First, we need to see what the state variables is, because that’s going to be the input for the function. Each state, we will have a different “middle part” of the numsarray to process on. That subarray can be defined as how many operations we’ve done so far, and how many of the left or right we’ve deleted. We will only choose i and left where i is the number of operations we’ve done so far, and left as how many did we pick from the left. We also need to know how many we picked from the right (end of the array) but we can calculate this with i and left.

The output of our function will be the maximum score for that given state. For example, after we conducted 3 operations, where we picked 2 from the left and 1 from the right, the maximum score will be dp(3,2) .

If you wish to do a Top-down approach using recursion and memoization, you would put i and left as the input for the recursive function. If you wish to do a Bottom-up iteration you would use a 2D array and store the output atdp[i, left]. This article will first use the top-down approach, then change the code to the bottom-up approach, because iteration is generally considered to be more efficient than using recursion.

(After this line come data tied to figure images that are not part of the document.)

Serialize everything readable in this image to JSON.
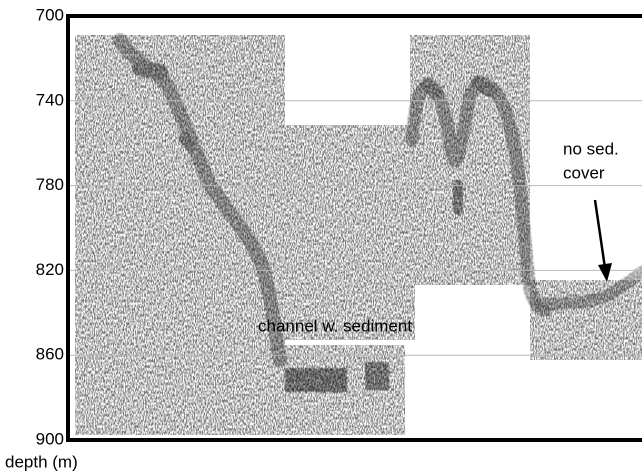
{
  "chart_data": {
    "type": "echogram",
    "y_label": "depth (m)",
    "ylim": [
      900,
      700
    ],
    "yticks": [
      700,
      740,
      780,
      820,
      860,
      900
    ],
    "grid": true,
    "annotations": [
      "channel w. sediment",
      "no sed.",
      "cover"
    ]
  }
}
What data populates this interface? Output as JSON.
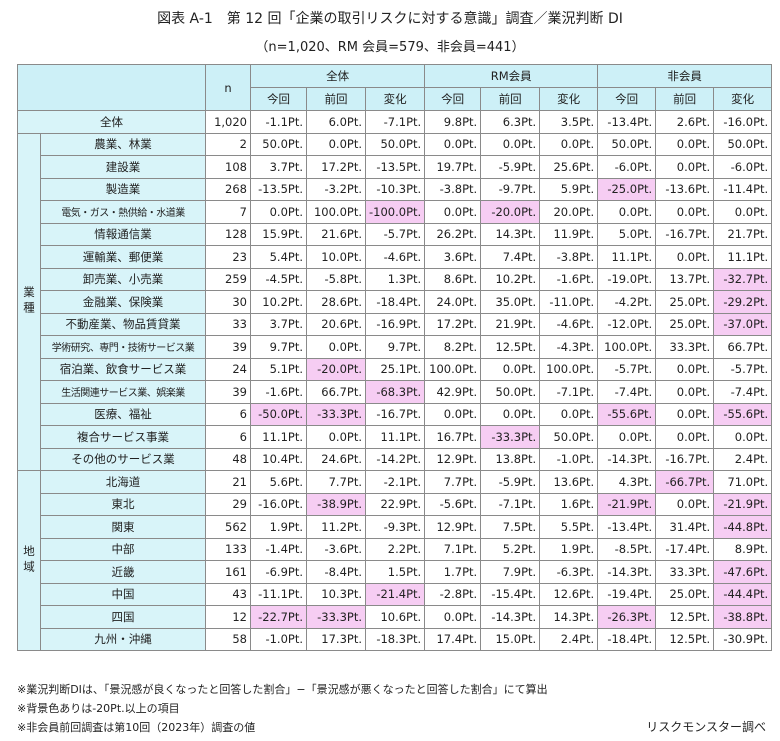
{
  "title": "図表 A-1　第 12 回「企業の取引リスクに対する意識」調査／業況判断 DI",
  "subtitle": "（n=1,020、RM 会員=579、非会員=441）",
  "table": {
    "highlight_color": "#f6cdf3",
    "header": {
      "n": "n",
      "groups": [
        "全体",
        "RM会員",
        "非会員"
      ],
      "sub": [
        "今回",
        "前回",
        "変化",
        "今回",
        "前回",
        "変化",
        "今回",
        "前回",
        "変化"
      ]
    },
    "total_row": {
      "label": "全体",
      "n": "1,020",
      "cells": [
        "-1.1Pt.",
        "6.0Pt.",
        "-7.1Pt.",
        "9.8Pt.",
        "6.3Pt.",
        "3.5Pt.",
        "-13.4Pt.",
        "2.6Pt.",
        "-16.0Pt."
      ]
    },
    "sections": [
      {
        "label": "業種",
        "rows": [
          {
            "label": "農業、林業",
            "n": "2",
            "cells": [
              "50.0Pt.",
              "0.0Pt.",
              "50.0Pt.",
              "0.0Pt.",
              "0.0Pt.",
              "0.0Pt.",
              "50.0Pt.",
              "0.0Pt.",
              "50.0Pt."
            ]
          },
          {
            "label": "建設業",
            "n": "108",
            "cells": [
              "3.7Pt.",
              "17.2Pt.",
              "-13.5Pt.",
              "19.7Pt.",
              "-5.9Pt.",
              "25.6Pt.",
              "-6.0Pt.",
              "0.0Pt.",
              "-6.0Pt."
            ]
          },
          {
            "label": "製造業",
            "n": "268",
            "cells": [
              "-13.5Pt.",
              "-3.2Pt.",
              "-10.3Pt.",
              "-3.8Pt.",
              "-9.7Pt.",
              "5.9Pt.",
              "-25.0Pt.",
              "-13.6Pt.",
              "-11.4Pt."
            ],
            "highlight": [
              6
            ]
          },
          {
            "label": "電気・ガス・熱供給・水道業",
            "n": "7",
            "cells": [
              "0.0Pt.",
              "100.0Pt.",
              "-100.0Pt.",
              "0.0Pt.",
              "-20.0Pt.",
              "20.0Pt.",
              "0.0Pt.",
              "0.0Pt.",
              "0.0Pt."
            ],
            "highlight": [
              2,
              4
            ]
          },
          {
            "label": "情報通信業",
            "n": "128",
            "cells": [
              "15.9Pt.",
              "21.6Pt.",
              "-5.7Pt.",
              "26.2Pt.",
              "14.3Pt.",
              "11.9Pt.",
              "5.0Pt.",
              "-16.7Pt.",
              "21.7Pt."
            ]
          },
          {
            "label": "運輸業、郵便業",
            "n": "23",
            "cells": [
              "5.4Pt.",
              "10.0Pt.",
              "-4.6Pt.",
              "3.6Pt.",
              "7.4Pt.",
              "-3.8Pt.",
              "11.1Pt.",
              "0.0Pt.",
              "11.1Pt."
            ]
          },
          {
            "label": "卸売業、小売業",
            "n": "259",
            "cells": [
              "-4.5Pt.",
              "-5.8Pt.",
              "1.3Pt.",
              "8.6Pt.",
              "10.2Pt.",
              "-1.6Pt.",
              "-19.0Pt.",
              "13.7Pt.",
              "-32.7Pt."
            ],
            "highlight": [
              8
            ]
          },
          {
            "label": "金融業、保険業",
            "n": "30",
            "cells": [
              "10.2Pt.",
              "28.6Pt.",
              "-18.4Pt.",
              "24.0Pt.",
              "35.0Pt.",
              "-11.0Pt.",
              "-4.2Pt.",
              "25.0Pt.",
              "-29.2Pt."
            ],
            "highlight": [
              8
            ]
          },
          {
            "label": "不動産業、物品賃貸業",
            "n": "33",
            "cells": [
              "3.7Pt.",
              "20.6Pt.",
              "-16.9Pt.",
              "17.2Pt.",
              "21.9Pt.",
              "-4.6Pt.",
              "-12.0Pt.",
              "25.0Pt.",
              "-37.0Pt."
            ],
            "highlight": [
              8
            ]
          },
          {
            "label": "学術研究、専門・技術サービス業",
            "n": "39",
            "cells": [
              "9.7Pt.",
              "0.0Pt.",
              "9.7Pt.",
              "8.2Pt.",
              "12.5Pt.",
              "-4.3Pt.",
              "100.0Pt.",
              "33.3Pt.",
              "66.7Pt."
            ]
          },
          {
            "label": "宿泊業、飲食サービス業",
            "n": "24",
            "cells": [
              "5.1Pt.",
              "-20.0Pt.",
              "25.1Pt.",
              "100.0Pt.",
              "0.0Pt.",
              "100.0Pt.",
              "-5.7Pt.",
              "0.0Pt.",
              "-5.7Pt."
            ],
            "highlight": [
              1
            ]
          },
          {
            "label": "生活関連サービス業、娯楽業",
            "n": "39",
            "cells": [
              "-1.6Pt.",
              "66.7Pt.",
              "-68.3Pt.",
              "42.9Pt.",
              "50.0Pt.",
              "-7.1Pt.",
              "-7.4Pt.",
              "0.0Pt.",
              "-7.4Pt."
            ],
            "highlight": [
              2
            ]
          },
          {
            "label": "医療、福祉",
            "n": "6",
            "cells": [
              "-50.0Pt.",
              "-33.3Pt.",
              "-16.7Pt.",
              "0.0Pt.",
              "0.0Pt.",
              "0.0Pt.",
              "-55.6Pt.",
              "0.0Pt.",
              "-55.6Pt."
            ],
            "highlight": [
              0,
              1,
              6,
              8
            ]
          },
          {
            "label": "複合サービス事業",
            "n": "6",
            "cells": [
              "11.1Pt.",
              "0.0Pt.",
              "11.1Pt.",
              "16.7Pt.",
              "-33.3Pt.",
              "50.0Pt.",
              "0.0Pt.",
              "0.0Pt.",
              "0.0Pt."
            ],
            "highlight": [
              4
            ]
          },
          {
            "label": "その他のサービス業",
            "n": "48",
            "cells": [
              "10.4Pt.",
              "24.6Pt.",
              "-14.2Pt.",
              "12.9Pt.",
              "13.8Pt.",
              "-1.0Pt.",
              "-14.3Pt.",
              "-16.7Pt.",
              "2.4Pt."
            ]
          }
        ]
      },
      {
        "label": "地域",
        "rows": [
          {
            "label": "北海道",
            "n": "21",
            "cells": [
              "5.6Pt.",
              "7.7Pt.",
              "-2.1Pt.",
              "7.7Pt.",
              "-5.9Pt.",
              "13.6Pt.",
              "4.3Pt.",
              "-66.7Pt.",
              "71.0Pt."
            ],
            "highlight": [
              7
            ]
          },
          {
            "label": "東北",
            "n": "29",
            "cells": [
              "-16.0Pt.",
              "-38.9Pt.",
              "22.9Pt.",
              "-5.6Pt.",
              "-7.1Pt.",
              "1.6Pt.",
              "-21.9Pt.",
              "0.0Pt.",
              "-21.9Pt."
            ],
            "highlight": [
              1,
              6,
              8
            ]
          },
          {
            "label": "関東",
            "n": "562",
            "cells": [
              "1.9Pt.",
              "11.2Pt.",
              "-9.3Pt.",
              "12.9Pt.",
              "7.5Pt.",
              "5.5Pt.",
              "-13.4Pt.",
              "31.4Pt.",
              "-44.8Pt."
            ],
            "highlight": [
              8
            ]
          },
          {
            "label": "中部",
            "n": "133",
            "cells": [
              "-1.4Pt.",
              "-3.6Pt.",
              "2.2Pt.",
              "7.1Pt.",
              "5.2Pt.",
              "1.9Pt.",
              "-8.5Pt.",
              "-17.4Pt.",
              "8.9Pt."
            ]
          },
          {
            "label": "近畿",
            "n": "161",
            "cells": [
              "-6.9Pt.",
              "-8.4Pt.",
              "1.5Pt.",
              "1.7Pt.",
              "7.9Pt.",
              "-6.3Pt.",
              "-14.3Pt.",
              "33.3Pt.",
              "-47.6Pt."
            ],
            "highlight": [
              8
            ]
          },
          {
            "label": "中国",
            "n": "43",
            "cells": [
              "-11.1Pt.",
              "10.3Pt.",
              "-21.4Pt.",
              "-2.8Pt.",
              "-15.4Pt.",
              "12.6Pt.",
              "-19.4Pt.",
              "25.0Pt.",
              "-44.4Pt."
            ],
            "highlight": [
              2,
              8
            ]
          },
          {
            "label": "四国",
            "n": "12",
            "cells": [
              "-22.7Pt.",
              "-33.3Pt.",
              "10.6Pt.",
              "0.0Pt.",
              "-14.3Pt.",
              "14.3Pt.",
              "-26.3Pt.",
              "12.5Pt.",
              "-38.8Pt."
            ],
            "highlight": [
              0,
              1,
              6,
              8
            ]
          },
          {
            "label": "九州・沖縄",
            "n": "58",
            "cells": [
              "-1.0Pt.",
              "17.3Pt.",
              "-18.3Pt.",
              "17.4Pt.",
              "15.0Pt.",
              "2.4Pt.",
              "-18.4Pt.",
              "12.5Pt.",
              "-30.9Pt."
            ]
          }
        ]
      }
    ]
  },
  "notes": [
    "※業況判断DIは、「景況感が良くなったと回答した割合」−「景況感が悪くなったと回答した割合」にて算出",
    "※背景色ありは-20Pt.以上の項目",
    "※非会員前回調査は第10回（2023年）調査の値"
  ],
  "source": "リスクモンスター調べ"
}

STEP 2. Find the recurrence relation between each state

Think about what decisions needs to be made to get from a state to the next. At each stage we have two choices: pick the left element of nums or to pick the right. We just need to pick the one that contributes more than the other.

Choosing the left:
Current maximum score dp(i,left)
Next maximum score dp(i+1,left+1)

Choosing the right:
Current maximum score dp(i,left)
Next maximum score dp(i+1,left)

When we are deciding what to pick at round 0, we should be picking 4 not because 12 points is higher than 3 points, but because 6+12 points is higher than 8 + 3 points. We can get the maximum score of 18 by comparing the total score that each sibling gathered so far, from the bottom of the tree to the top.

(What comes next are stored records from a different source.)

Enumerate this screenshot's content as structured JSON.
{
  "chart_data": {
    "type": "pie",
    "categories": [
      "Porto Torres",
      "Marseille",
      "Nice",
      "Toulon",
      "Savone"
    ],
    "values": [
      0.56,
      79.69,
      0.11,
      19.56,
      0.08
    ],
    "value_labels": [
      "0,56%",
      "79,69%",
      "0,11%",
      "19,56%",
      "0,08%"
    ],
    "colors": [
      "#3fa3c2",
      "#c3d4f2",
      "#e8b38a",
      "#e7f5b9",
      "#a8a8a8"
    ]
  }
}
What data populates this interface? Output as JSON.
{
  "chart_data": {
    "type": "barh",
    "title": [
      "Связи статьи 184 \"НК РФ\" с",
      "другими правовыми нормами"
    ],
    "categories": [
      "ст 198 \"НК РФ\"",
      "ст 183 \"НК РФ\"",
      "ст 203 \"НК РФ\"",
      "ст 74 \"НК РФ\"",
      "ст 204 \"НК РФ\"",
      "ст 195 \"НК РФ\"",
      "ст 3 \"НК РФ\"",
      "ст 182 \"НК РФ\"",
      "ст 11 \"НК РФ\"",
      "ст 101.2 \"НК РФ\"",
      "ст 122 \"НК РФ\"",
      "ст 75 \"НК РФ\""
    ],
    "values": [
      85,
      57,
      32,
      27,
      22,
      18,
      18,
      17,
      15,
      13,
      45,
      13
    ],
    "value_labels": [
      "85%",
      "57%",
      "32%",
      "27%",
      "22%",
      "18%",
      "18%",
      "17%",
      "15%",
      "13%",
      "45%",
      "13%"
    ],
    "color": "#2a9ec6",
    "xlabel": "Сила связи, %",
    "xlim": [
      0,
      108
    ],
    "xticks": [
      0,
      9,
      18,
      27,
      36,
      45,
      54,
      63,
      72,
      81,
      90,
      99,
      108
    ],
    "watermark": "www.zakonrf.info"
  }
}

The score up until the current round can be represented as:

int maxScore = Math.max(
    multiplier[i] * nums[left]  + dp(i+1,left+1),
    multiplier[i] * nums[right] + dp(i+1,left)));

where right = nums.length - 1 - (i-left)

STEP 2. Base Cases

For the base cases we need to think about what happens at the bottom of the tree. When i becomes the length of multiplier we stop the recursive calls and return 0 so that the maximum score of the last round can become the larger of multiplier[i] * nums[left] and multiplier[i] * nums[right] . For example, dp(0,1) = Math.max(2 * 1 + dp(0,2) 2 * 3 + dp(0,1)) which is 6 if dp(0,2) and dp(0,1) are 0. That’s why we need to return 0 when i becomes the length of multiplier .

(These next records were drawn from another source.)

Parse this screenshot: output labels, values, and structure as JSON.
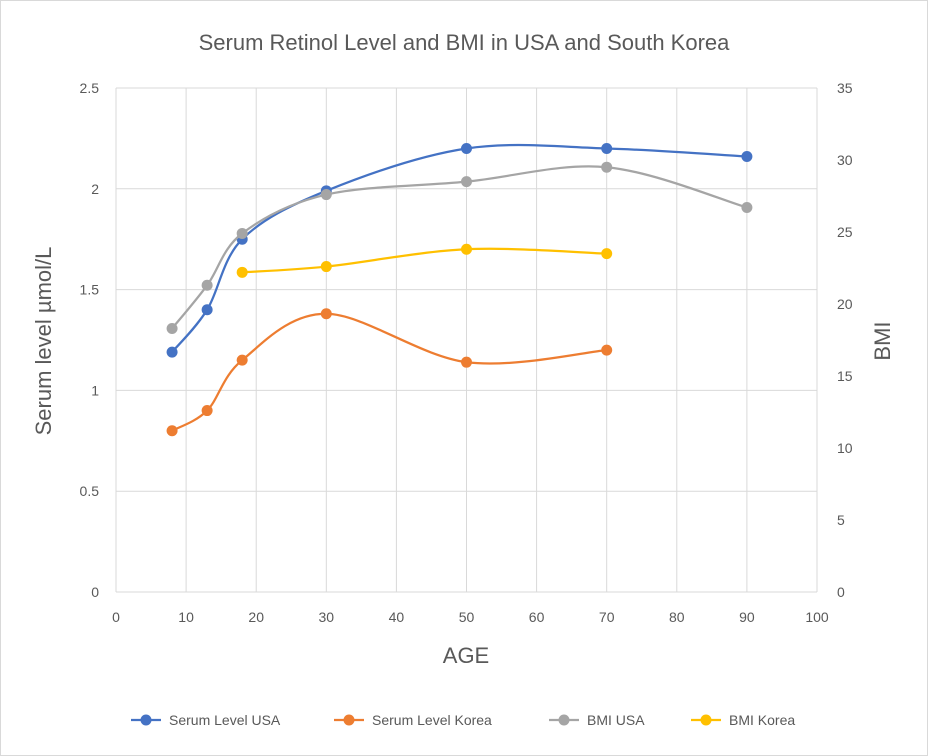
{
  "chart_data": {
    "type": "line",
    "title": "Serum Retinol Level and BMI in USA and South Korea",
    "xlabel": "AGE",
    "ylabel": "Serum level µmol/L",
    "y2label": "BMI",
    "xlim": [
      0,
      100
    ],
    "ylim": [
      0,
      2.5
    ],
    "y2lim": [
      0,
      35
    ],
    "xticks": [
      "0",
      "10",
      "20",
      "30",
      "40",
      "50",
      "60",
      "70",
      "80",
      "90",
      "100"
    ],
    "yticks": [
      "0",
      "0.5",
      "1",
      "1.5",
      "2",
      "2.5"
    ],
    "y2ticks": [
      "0",
      "5",
      "10",
      "15",
      "20",
      "25",
      "30",
      "35"
    ],
    "grid": true,
    "legend_position": "bottom",
    "series": [
      {
        "name": "Serum Level USA",
        "axis": "left",
        "color": "#4472C4",
        "x": [
          8,
          13,
          18,
          30,
          50,
          70,
          90
        ],
        "y": [
          1.19,
          1.4,
          1.75,
          1.99,
          2.2,
          2.2,
          2.16
        ]
      },
      {
        "name": "Serum Level Korea",
        "axis": "left",
        "color": "#ED7D31",
        "x": [
          8,
          13,
          18,
          30,
          50,
          70
        ],
        "y": [
          0.8,
          0.9,
          1.15,
          1.38,
          1.14,
          1.2
        ]
      },
      {
        "name": "BMI USA",
        "axis": "right",
        "color": "#A5A5A5",
        "x": [
          8,
          13,
          18,
          30,
          50,
          70,
          90
        ],
        "y": [
          18.3,
          21.3,
          24.9,
          27.6,
          28.5,
          29.5,
          26.7
        ]
      },
      {
        "name": "BMI Korea",
        "axis": "right",
        "color": "#FFC000",
        "x": [
          18,
          30,
          50,
          70
        ],
        "y": [
          22.2,
          22.6,
          23.8,
          23.5
        ]
      }
    ]
  }
}
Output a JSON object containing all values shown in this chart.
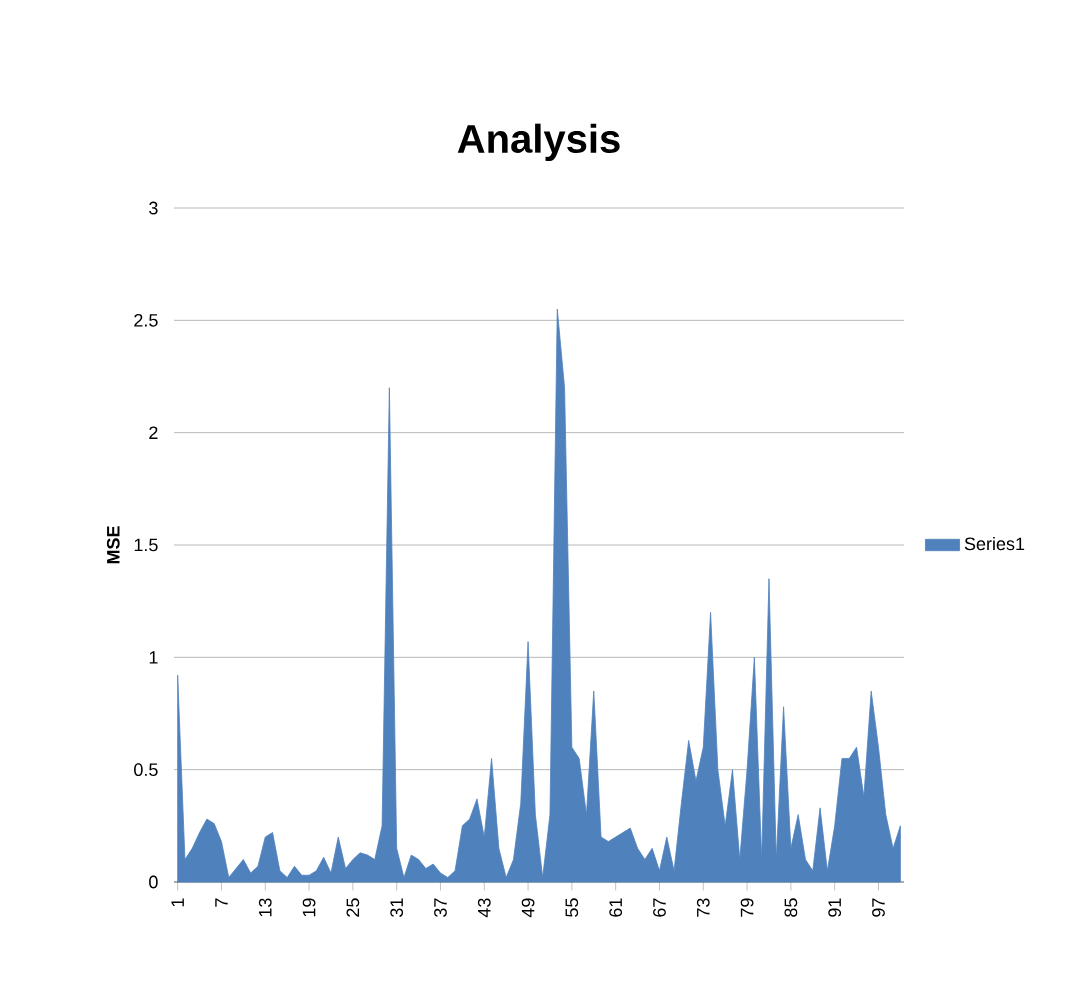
{
  "chart_data": {
    "type": "area",
    "title": "Analysis",
    "ylabel": "MSE",
    "categories": [
      "1",
      null,
      null,
      null,
      null,
      null,
      "7",
      null,
      null,
      null,
      null,
      null,
      "13",
      null,
      null,
      null,
      null,
      null,
      "19",
      null,
      null,
      null,
      null,
      null,
      "25",
      null,
      null,
      null,
      null,
      null,
      "31",
      null,
      null,
      null,
      null,
      null,
      "37",
      null,
      null,
      null,
      null,
      null,
      "43",
      null,
      null,
      null,
      null,
      null,
      "49",
      null,
      null,
      null,
      null,
      null,
      "55",
      null,
      null,
      null,
      null,
      null,
      "61",
      null,
      null,
      null,
      null,
      null,
      "67",
      null,
      null,
      null,
      null,
      null,
      "73",
      null,
      null,
      null,
      null,
      null,
      "79",
      null,
      null,
      null,
      null,
      null,
      "85",
      null,
      null,
      null,
      null,
      null,
      "91",
      null,
      null,
      null,
      null,
      null,
      "97",
      null,
      null,
      null
    ],
    "series": [
      {
        "name": "Series1",
        "color": "#4f81bd",
        "values": [
          0.92,
          0.1,
          0.15,
          0.22,
          0.28,
          0.26,
          0.18,
          0.02,
          0.06,
          0.1,
          0.04,
          0.07,
          0.2,
          0.22,
          0.05,
          0.02,
          0.07,
          0.03,
          0.03,
          0.05,
          0.11,
          0.04,
          0.2,
          0.06,
          0.1,
          0.13,
          0.12,
          0.1,
          0.25,
          2.2,
          0.15,
          0.02,
          0.12,
          0.1,
          0.06,
          0.08,
          0.04,
          0.02,
          0.05,
          0.25,
          0.28,
          0.37,
          0.2,
          0.55,
          0.15,
          0.02,
          0.1,
          0.35,
          1.07,
          0.3,
          0.02,
          0.3,
          2.55,
          2.2,
          0.6,
          0.55,
          0.3,
          0.85,
          0.2,
          0.18,
          0.2,
          0.22,
          0.24,
          0.15,
          0.1,
          0.15,
          0.05,
          0.2,
          0.05,
          0.35,
          0.63,
          0.45,
          0.6,
          1.2,
          0.5,
          0.25,
          0.5,
          0.1,
          0.5,
          1.0,
          0.1,
          1.35,
          0.1,
          0.78,
          0.15,
          0.3,
          0.1,
          0.05,
          0.33,
          0.05,
          0.25,
          0.55,
          0.55,
          0.6,
          0.38,
          0.85,
          0.6,
          0.3,
          0.15,
          0.25
        ]
      }
    ],
    "ylim": [
      0,
      3
    ],
    "yticks": [
      0,
      0.5,
      1,
      1.5,
      2,
      2.5,
      3
    ],
    "grid": "y",
    "legend": "right"
  }
}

Solution for top-down recursion with memoization

Solution for bottom-up iteration

This solution is taking the top-down recursion and changing it to a bottom-up iteration. We keep the original recurrence relation, but we need to be careful about what order the iteration will take place. We need to iterate from the last round to the 0th round and return memo[0][0] at the end. In addition, to prevent going out of bounds, the memo array will have an additional row and column which will be initially filled with 0s.

Time and Space Complexity

Generally, in dynamic programming the time complexity would follow the number of possible states (if there is some kind of memoization or tabulation to avoid repeated computations)

The time and space complexity for this problem is O(n²) where n is the length of the multipliers array. This goes for both approaches, top-down and bottom-up.